There are several questions you can ask yourself to gain practice in deciding that question.
- Was the system originally sold without this program? Angry Birds may be a "Killer App" for a smart phone (the reason why someone buys it), but it is still a separate third-party app written long after the phone was introduced. Writing it would have been applications programing. But the display driver of the same smart phone is essential to using it at all, so it would have been systems programming.
- Can you imagine porting the code to another platform without largely rewriting it? TeX and
troff have been ported to virtually any system with few changes, so they are applications, even though they are located towards the bottom of the tool chain that people typically use. The file system that TeX writes its output to, e.g. UFS or VFAT, is a borderline case. You could port a file system to a different OS if it was totally awesome, but usually people just take over awesome ideas and write their own file system for their own OS. That makes file systems software.

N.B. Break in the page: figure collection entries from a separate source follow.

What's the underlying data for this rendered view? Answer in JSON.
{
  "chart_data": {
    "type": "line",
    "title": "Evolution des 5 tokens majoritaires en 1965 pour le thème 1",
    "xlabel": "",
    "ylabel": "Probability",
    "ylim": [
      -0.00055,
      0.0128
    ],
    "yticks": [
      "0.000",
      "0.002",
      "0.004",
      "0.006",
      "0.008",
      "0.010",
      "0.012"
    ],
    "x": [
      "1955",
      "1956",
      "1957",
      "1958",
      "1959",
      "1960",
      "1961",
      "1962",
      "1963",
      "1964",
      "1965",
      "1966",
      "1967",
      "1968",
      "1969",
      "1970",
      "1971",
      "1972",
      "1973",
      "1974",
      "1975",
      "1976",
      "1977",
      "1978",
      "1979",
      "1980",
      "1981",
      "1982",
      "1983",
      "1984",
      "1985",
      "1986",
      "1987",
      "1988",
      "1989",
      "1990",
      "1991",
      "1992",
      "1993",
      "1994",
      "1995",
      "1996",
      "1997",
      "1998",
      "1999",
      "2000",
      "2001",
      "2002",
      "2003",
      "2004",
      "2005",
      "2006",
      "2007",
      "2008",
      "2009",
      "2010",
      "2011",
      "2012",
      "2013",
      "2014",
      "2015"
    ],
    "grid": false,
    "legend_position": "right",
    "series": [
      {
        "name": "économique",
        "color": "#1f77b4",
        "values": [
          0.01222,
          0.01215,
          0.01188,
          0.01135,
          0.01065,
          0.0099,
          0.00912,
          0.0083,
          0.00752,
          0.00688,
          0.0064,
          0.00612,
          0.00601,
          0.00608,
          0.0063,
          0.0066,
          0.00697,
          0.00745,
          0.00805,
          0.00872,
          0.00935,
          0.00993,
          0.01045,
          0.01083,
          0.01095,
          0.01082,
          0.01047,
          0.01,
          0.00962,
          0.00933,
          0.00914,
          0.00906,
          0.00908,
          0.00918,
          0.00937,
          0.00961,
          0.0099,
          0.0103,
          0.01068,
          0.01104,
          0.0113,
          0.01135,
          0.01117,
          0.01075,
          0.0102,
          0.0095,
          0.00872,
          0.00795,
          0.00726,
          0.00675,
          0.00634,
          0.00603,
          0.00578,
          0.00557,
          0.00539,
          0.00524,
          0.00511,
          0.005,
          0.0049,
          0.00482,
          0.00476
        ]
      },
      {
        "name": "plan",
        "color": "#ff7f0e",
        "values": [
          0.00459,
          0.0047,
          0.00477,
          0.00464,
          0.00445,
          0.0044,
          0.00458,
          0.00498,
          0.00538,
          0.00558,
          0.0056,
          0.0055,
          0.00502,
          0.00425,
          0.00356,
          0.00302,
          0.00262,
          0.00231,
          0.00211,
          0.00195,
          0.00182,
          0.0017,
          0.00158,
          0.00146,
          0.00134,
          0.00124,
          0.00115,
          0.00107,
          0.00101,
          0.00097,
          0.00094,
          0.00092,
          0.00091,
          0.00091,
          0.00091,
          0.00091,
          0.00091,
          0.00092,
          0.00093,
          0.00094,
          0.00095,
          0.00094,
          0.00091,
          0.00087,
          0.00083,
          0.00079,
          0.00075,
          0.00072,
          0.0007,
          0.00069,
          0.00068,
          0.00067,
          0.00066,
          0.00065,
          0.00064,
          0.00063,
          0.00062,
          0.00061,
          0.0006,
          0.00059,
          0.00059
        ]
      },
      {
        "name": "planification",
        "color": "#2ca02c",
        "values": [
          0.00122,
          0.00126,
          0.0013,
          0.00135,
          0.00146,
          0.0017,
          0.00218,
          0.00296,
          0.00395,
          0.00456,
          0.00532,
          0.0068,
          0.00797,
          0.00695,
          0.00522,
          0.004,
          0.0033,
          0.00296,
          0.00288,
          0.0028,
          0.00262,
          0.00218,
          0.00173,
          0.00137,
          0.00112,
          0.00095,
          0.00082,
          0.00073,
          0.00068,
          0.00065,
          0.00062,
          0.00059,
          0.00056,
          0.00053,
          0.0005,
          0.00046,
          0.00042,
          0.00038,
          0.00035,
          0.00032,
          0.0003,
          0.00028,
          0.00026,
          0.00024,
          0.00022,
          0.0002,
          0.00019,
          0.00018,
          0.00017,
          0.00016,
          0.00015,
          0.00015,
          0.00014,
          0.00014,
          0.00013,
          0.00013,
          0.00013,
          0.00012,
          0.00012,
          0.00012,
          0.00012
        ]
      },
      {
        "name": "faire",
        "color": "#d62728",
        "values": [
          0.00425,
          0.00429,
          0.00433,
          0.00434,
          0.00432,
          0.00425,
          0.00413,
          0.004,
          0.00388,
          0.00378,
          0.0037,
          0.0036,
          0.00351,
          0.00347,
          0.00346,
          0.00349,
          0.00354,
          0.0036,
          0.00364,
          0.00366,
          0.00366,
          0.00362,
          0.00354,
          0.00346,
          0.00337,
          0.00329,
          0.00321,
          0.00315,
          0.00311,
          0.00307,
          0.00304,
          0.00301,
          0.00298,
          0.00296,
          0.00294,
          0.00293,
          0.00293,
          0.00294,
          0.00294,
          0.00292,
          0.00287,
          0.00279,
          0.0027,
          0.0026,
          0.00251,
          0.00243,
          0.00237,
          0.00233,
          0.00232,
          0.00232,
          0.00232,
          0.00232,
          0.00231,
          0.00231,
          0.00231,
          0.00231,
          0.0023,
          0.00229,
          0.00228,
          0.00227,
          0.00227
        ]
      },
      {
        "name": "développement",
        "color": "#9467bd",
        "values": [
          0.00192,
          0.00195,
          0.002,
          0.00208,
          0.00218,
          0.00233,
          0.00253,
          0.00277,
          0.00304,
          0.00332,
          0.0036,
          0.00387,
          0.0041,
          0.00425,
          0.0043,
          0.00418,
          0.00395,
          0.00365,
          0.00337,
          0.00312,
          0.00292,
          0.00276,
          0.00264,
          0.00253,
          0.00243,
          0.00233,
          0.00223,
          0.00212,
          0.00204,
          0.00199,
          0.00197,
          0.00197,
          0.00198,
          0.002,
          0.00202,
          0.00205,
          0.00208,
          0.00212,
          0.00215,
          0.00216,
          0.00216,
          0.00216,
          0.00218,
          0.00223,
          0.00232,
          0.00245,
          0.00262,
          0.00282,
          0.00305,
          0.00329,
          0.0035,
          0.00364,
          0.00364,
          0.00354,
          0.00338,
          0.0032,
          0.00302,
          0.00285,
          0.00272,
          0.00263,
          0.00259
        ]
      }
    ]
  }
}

- Is the functionality implemented in the kernel or in separate binaries? (File systems occupy a middle ground here as well. many parts of many file systems are in fact kernel code, but many have substantial parts in user-space.) Graphics display drivers can in principle be pluggable external components, but they are often implemented in the kernel or at least with privileged direct access to the kernel (or even to the hardware). That would be systems programing. On the other hand, computer games that use the graphics display stack are applications.
To your questions, writing the Android OS was definitely systems programming. Writing a program that uses Windows API calls is application programming. It is not as portable as if would be if you used cross-platform libraries such as SDL or OpenGL, but it can in principle be ported, it is third-party-code, and it runs in user space. A console app that exposes the state of the Linux kernel is an interesting thought experiment. I would definitely say it involves systems programing, since you'd have to know a lot about the structure of Linux (note that "Linux" is properly only the kernel, not the distribution) to write, and probably even to use it!